La figura mitica che emerge da questo contesto simbolico è di un Gesù come Padre degli Illuminati che caratterizzò i vertici dell’Ordine Bavarese di Weishaupt, o piuttosto come il "nascosto" Re dei templari, piuttosto che aderente all’iconografia religiosa exoterica. Egli appare, infatti, come l’uomo in cui le profonde, subconscie aspirazioni collettive dei popoli si proiettano e convergono assumendo una forma individuale che sintetizza in un essere singolo la coscienza delle genti stesse; perciò le sue sofferenze sono veramente quelle dei popoli oppressi da ogni forma di tirannia; il suo riscatto è il loro riscatto, la sua consapevolezza è quella delle nazioni stesse. Raggiungere la comunione di coscienze che "proietta" nella storia questo autentico Re del Mondo diventa così lo scopo personale del carbonaro, mentre il riscatto dei popoli ed il risveglio delle coscienze nazionali, costituisce la missione preparatoria dell’Ordine.

Mito e storia si fondono, così, in una visione metastorica del mondo. Non toccheremo oltre la figura della Grande Madre, in quanto, trattandosi anche in questo caso di un personaggio al contempo mitico e reale, individuale e collettivo, il suo ruolo costituisce uno dei più profondi misteri dell’Ordine.

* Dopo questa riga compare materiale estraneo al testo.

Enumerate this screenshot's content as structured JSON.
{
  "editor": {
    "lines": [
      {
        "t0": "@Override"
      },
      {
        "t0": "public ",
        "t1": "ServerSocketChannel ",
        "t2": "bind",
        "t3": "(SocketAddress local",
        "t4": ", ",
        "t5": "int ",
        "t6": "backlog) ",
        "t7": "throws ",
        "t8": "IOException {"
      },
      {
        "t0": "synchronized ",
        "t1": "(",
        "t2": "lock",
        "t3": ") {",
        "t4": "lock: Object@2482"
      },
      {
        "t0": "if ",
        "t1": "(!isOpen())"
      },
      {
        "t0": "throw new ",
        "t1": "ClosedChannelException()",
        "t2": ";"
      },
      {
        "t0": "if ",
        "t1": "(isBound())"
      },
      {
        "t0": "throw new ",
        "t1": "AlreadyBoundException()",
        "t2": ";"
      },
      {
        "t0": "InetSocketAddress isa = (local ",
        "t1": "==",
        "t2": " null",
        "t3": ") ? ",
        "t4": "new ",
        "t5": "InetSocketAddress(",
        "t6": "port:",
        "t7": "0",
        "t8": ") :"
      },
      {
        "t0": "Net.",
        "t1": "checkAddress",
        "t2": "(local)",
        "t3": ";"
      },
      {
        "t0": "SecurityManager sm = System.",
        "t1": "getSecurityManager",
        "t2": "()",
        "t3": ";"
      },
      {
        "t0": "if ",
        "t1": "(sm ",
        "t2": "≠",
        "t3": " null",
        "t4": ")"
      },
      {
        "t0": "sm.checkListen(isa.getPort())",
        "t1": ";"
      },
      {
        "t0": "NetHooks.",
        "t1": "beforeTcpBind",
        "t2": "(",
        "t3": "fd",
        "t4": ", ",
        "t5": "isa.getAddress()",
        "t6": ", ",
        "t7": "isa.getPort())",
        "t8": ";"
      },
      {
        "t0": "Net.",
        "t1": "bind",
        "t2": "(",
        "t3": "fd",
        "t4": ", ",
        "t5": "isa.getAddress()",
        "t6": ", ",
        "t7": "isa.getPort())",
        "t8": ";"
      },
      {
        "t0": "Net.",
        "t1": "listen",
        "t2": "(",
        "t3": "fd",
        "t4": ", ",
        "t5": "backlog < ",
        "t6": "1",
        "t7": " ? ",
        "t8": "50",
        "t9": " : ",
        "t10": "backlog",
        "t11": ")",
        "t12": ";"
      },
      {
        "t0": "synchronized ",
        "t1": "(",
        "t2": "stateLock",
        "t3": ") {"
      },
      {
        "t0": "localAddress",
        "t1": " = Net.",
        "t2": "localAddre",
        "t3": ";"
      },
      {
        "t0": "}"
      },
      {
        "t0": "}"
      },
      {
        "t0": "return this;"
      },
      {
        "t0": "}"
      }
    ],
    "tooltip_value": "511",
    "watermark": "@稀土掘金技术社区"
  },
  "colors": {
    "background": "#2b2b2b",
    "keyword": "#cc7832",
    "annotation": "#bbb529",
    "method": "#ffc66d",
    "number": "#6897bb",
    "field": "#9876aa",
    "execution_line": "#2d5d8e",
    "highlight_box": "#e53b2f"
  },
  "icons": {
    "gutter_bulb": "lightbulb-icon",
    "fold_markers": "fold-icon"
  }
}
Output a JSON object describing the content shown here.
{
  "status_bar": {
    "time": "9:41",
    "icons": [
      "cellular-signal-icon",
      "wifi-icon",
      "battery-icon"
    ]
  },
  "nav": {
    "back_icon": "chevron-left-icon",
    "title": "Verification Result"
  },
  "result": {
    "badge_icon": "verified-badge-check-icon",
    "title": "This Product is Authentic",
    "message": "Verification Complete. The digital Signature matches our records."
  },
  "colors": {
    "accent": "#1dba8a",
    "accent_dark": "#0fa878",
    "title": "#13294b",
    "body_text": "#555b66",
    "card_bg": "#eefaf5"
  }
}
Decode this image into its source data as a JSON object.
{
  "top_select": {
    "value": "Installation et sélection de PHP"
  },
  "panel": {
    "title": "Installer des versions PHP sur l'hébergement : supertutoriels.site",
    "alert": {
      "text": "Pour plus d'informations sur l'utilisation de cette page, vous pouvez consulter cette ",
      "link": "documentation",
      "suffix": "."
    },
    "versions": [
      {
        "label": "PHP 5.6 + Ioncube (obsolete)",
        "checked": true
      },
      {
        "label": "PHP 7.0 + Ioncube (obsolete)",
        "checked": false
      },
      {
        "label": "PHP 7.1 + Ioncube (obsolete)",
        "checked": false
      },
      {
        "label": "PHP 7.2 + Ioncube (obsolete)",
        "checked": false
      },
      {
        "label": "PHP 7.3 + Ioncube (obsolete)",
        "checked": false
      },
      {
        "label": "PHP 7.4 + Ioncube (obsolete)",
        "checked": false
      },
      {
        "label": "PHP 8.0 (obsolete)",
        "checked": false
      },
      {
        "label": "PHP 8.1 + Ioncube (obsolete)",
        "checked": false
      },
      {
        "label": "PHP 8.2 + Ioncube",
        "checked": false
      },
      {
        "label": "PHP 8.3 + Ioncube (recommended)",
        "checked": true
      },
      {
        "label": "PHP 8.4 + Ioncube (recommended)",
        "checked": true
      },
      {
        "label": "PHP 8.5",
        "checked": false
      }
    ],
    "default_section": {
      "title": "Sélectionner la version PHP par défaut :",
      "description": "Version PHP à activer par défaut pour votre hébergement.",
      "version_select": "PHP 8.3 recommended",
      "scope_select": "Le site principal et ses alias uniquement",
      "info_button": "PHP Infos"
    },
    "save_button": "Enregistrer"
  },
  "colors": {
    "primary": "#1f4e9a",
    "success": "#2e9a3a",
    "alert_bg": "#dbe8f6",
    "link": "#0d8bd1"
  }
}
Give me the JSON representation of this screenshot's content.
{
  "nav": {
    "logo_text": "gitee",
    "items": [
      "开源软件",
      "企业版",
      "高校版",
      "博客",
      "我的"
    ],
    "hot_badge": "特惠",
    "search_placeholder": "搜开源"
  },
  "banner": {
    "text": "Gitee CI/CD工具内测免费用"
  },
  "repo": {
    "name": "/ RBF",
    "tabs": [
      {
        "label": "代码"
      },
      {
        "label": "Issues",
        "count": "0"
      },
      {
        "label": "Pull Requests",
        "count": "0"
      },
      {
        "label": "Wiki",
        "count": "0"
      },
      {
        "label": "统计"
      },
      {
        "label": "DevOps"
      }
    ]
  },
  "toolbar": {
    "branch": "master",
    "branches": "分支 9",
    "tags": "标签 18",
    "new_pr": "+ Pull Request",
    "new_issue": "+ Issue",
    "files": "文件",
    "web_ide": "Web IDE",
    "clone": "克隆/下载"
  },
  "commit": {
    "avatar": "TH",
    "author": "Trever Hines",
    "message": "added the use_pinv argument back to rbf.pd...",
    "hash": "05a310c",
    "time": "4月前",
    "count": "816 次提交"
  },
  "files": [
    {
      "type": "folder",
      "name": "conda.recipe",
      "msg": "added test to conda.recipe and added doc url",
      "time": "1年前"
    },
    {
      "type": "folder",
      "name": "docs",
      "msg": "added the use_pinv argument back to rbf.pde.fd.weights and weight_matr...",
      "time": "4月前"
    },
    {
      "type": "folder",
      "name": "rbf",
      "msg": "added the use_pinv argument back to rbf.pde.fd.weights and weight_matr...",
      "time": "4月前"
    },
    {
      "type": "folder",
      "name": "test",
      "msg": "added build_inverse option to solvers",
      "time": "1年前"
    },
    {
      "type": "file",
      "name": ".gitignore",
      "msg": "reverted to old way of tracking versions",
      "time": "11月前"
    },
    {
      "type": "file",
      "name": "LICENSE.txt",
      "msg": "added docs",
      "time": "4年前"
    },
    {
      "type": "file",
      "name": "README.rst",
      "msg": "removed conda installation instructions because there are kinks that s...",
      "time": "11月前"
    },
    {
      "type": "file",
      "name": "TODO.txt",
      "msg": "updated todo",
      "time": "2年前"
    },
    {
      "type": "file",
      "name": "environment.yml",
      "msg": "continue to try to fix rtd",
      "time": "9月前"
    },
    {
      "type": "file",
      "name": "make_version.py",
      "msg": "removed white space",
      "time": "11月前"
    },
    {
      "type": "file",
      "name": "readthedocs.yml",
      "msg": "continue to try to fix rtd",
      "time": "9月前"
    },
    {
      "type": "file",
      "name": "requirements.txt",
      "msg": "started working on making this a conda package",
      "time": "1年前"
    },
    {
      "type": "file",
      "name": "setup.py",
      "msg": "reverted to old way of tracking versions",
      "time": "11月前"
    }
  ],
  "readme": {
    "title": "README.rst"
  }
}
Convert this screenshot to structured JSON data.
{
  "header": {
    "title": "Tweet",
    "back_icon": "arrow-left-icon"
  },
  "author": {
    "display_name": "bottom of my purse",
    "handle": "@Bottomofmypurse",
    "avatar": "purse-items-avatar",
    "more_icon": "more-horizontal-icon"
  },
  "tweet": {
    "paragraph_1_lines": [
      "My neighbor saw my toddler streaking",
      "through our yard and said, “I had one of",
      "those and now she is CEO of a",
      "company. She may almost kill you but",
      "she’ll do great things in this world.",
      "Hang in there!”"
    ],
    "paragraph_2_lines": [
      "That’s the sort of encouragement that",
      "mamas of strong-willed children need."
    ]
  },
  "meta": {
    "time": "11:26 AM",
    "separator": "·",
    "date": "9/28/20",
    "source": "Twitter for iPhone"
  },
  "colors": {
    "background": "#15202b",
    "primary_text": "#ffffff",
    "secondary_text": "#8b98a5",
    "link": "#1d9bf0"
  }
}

La Sindone, indissolubilmente connessa al mistero simbolico racchiuso nell’insegna del Toson d’Oro, diventa così la sconcertante testimonianza di questa – razionalmente inaccettabile – proiezione del collettivo nell’individuale, nonché dell’irruzione del mito nella storia; mentre a sua volta la coppa del Graal diverrà il misterioso simbolo del veicolo stesso di tale "impossibile" proiezione. Il Trono del Giudice Supremo sorgerà proprio dalla Coppa di Smeraldo, e la fine ed il principio del mondo saranno in Lui una cosa unica.